In many ways, he only had himself to blame. Really, as a detective inspector, it wouldn’t be too difficult to get a restraining order against her. He had enough incidents to persuade even the most liberal of judges if he needed to. A few weeks of her making his life even more difficult, a court appearance, a piece of paper with a phone number and penal notice on it and he’d be free of her. But that was just it. Candidly, he was embarrassed. He was DI Ash Fielding. When it got round the station that he had a stalker he’d be a laughing stock. There was a precedent for it. Couple of years ago there was a DS in Complaints and Conduct who got into a fight with his neighbour about the size of a leylandi. Got a bit messy and turned into a drama. Regular updates rippling through the canteen every morning. Did you know he’s parked his car across the other guy’s drive just to annoy him? That sort of thing. Anyway, it got out of hand. Soon the DS was known solely because he was engaged in a long running legal battle with his neighbour and soon he was so swamped by it he put in for a transfer.
So Ash would deal with this himself.
“Well I’m sorry I don’t have as an important a job as you, Asher,” she was saying. “We can’t all be DIs and frankly your attitude is very selfish.”
“Penny, I don’t even know y-”
“No, you just hold on right there, Asher Fielding!

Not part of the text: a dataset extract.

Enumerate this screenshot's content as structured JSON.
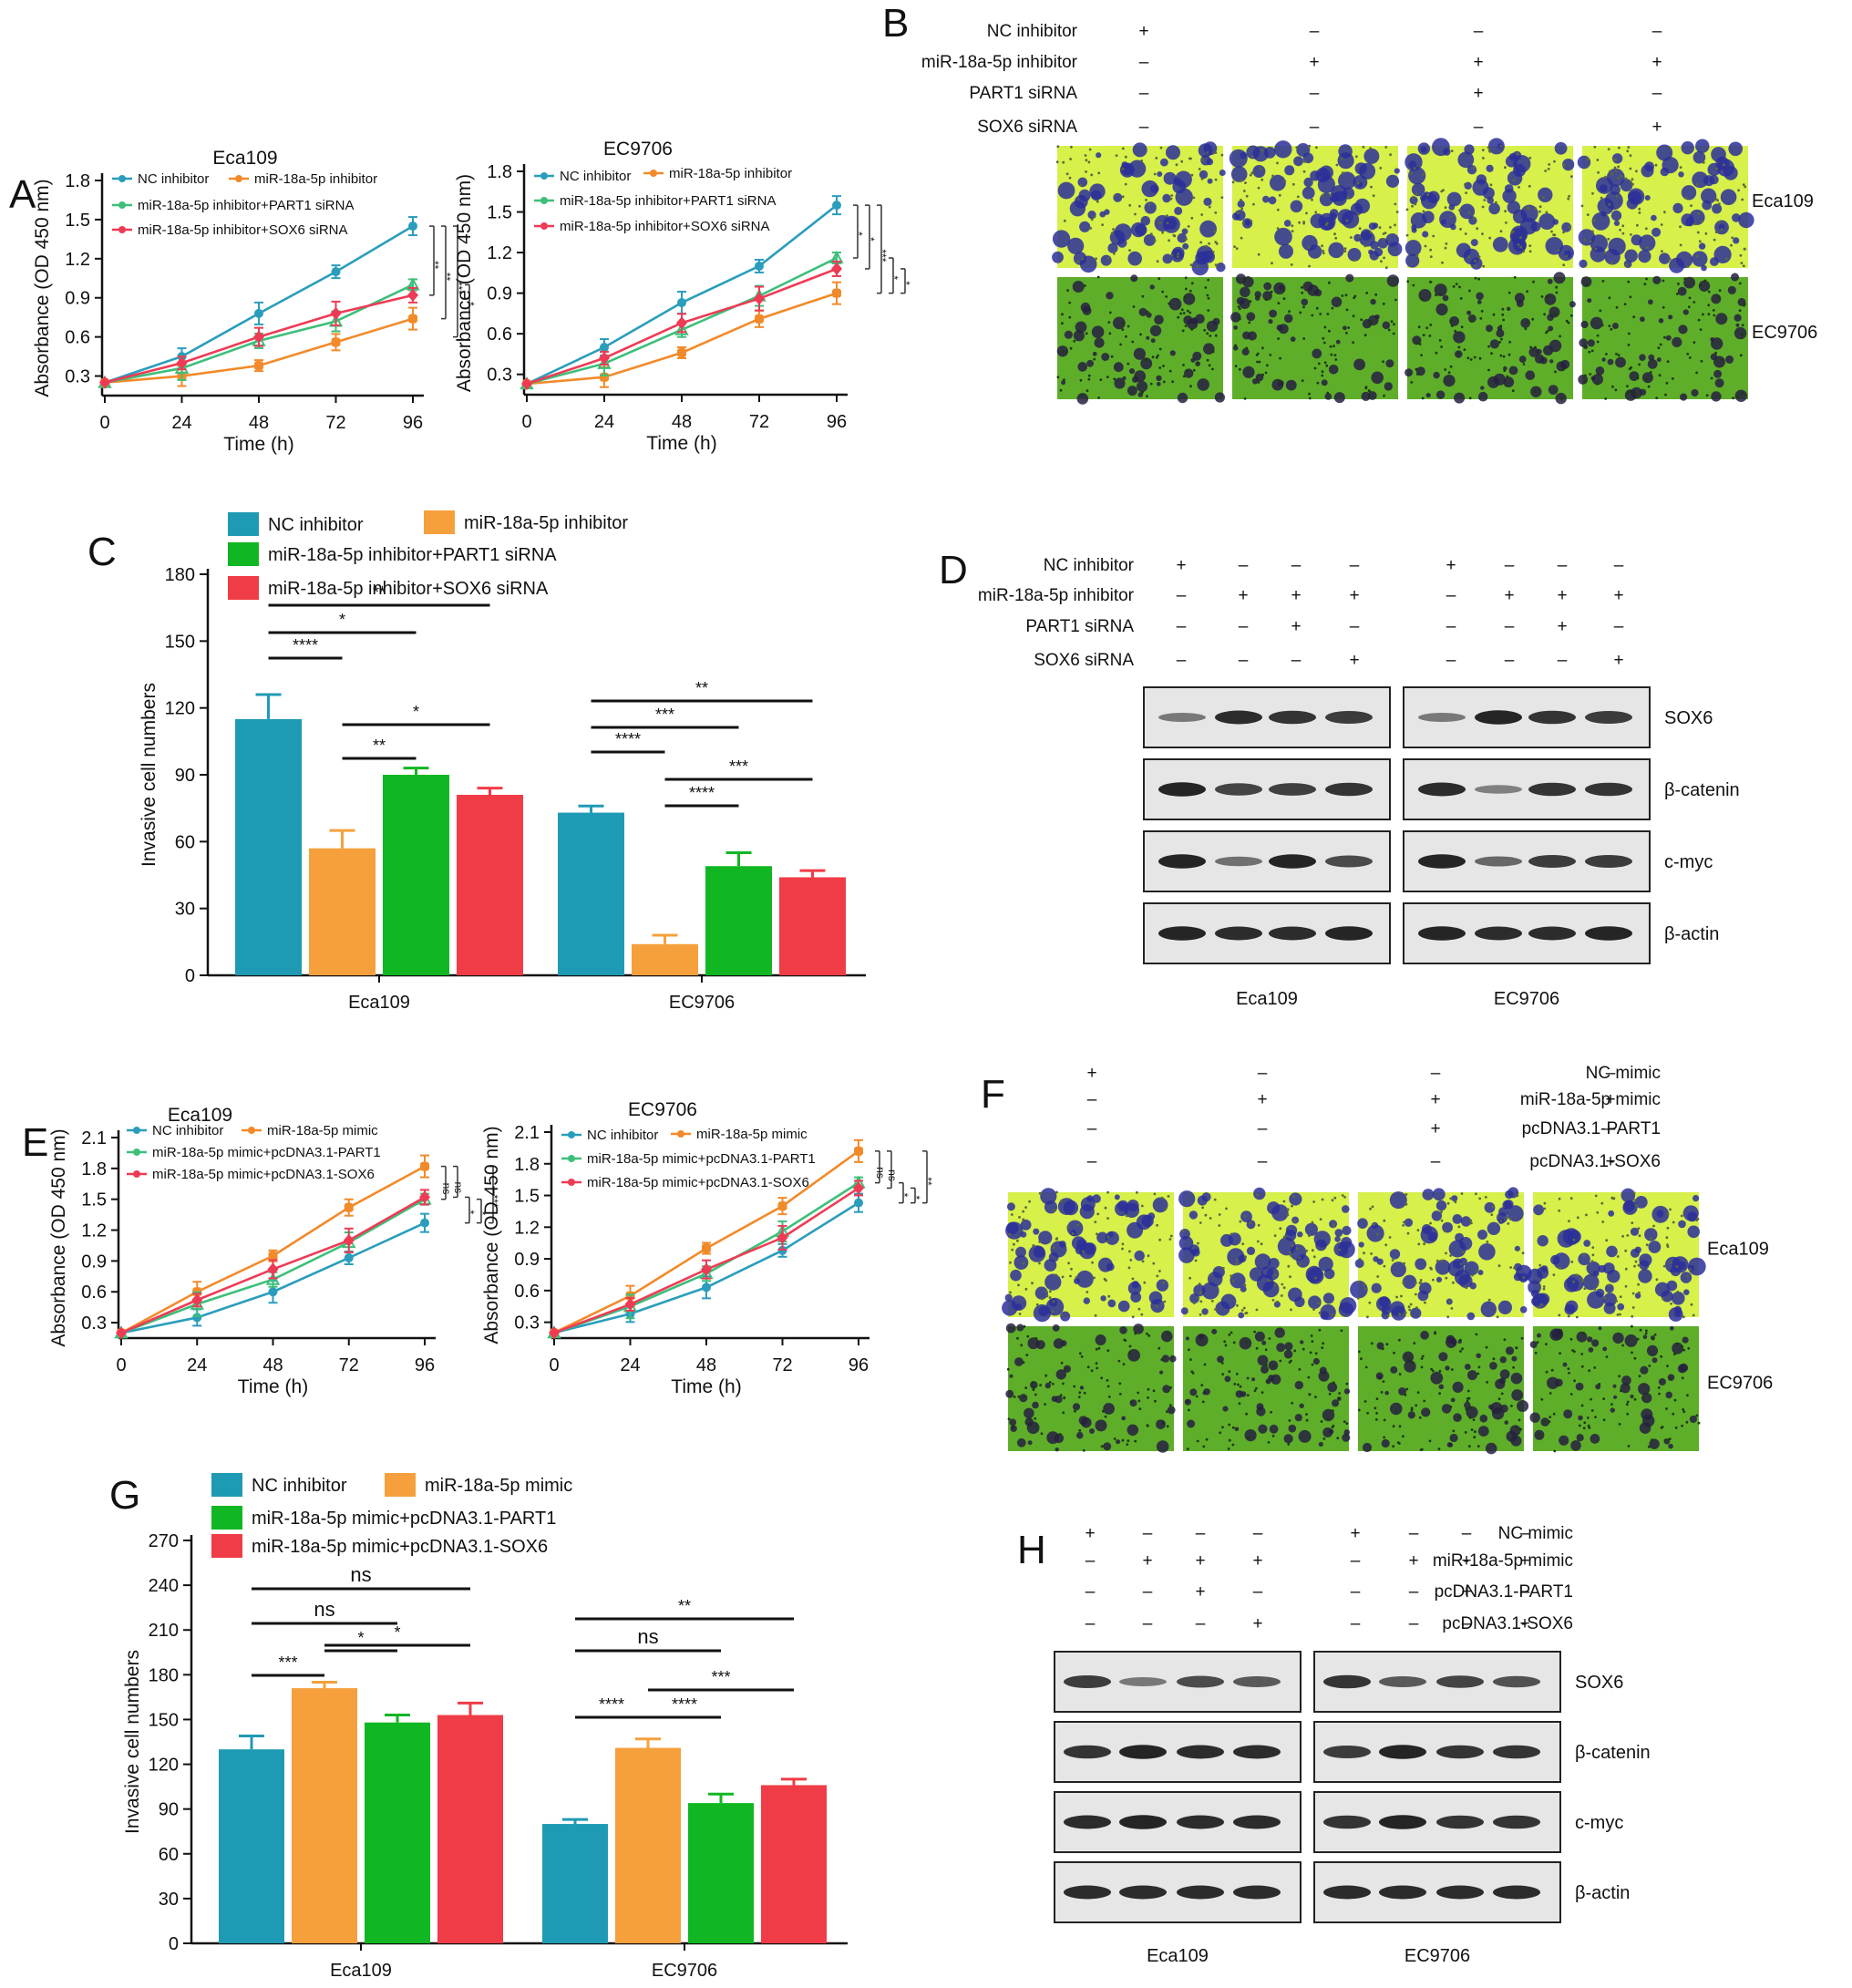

I’m sick of this. What is it you want me to do? Beg? I’m here when you need me, aren’t I?” She was kicking up quite a frenzy by now. Ash wondered how thick his walls were. It was late and the neighbours were annoyingly nosy. “I don’t think you have any clue how lucky you are to have me around. Heaven knows why I bother with you, you selfish pig! If you want to keep me, Asher, you’d better start bucking your ideas up because there are plenty of men out there who would really appreciate a girl like me.”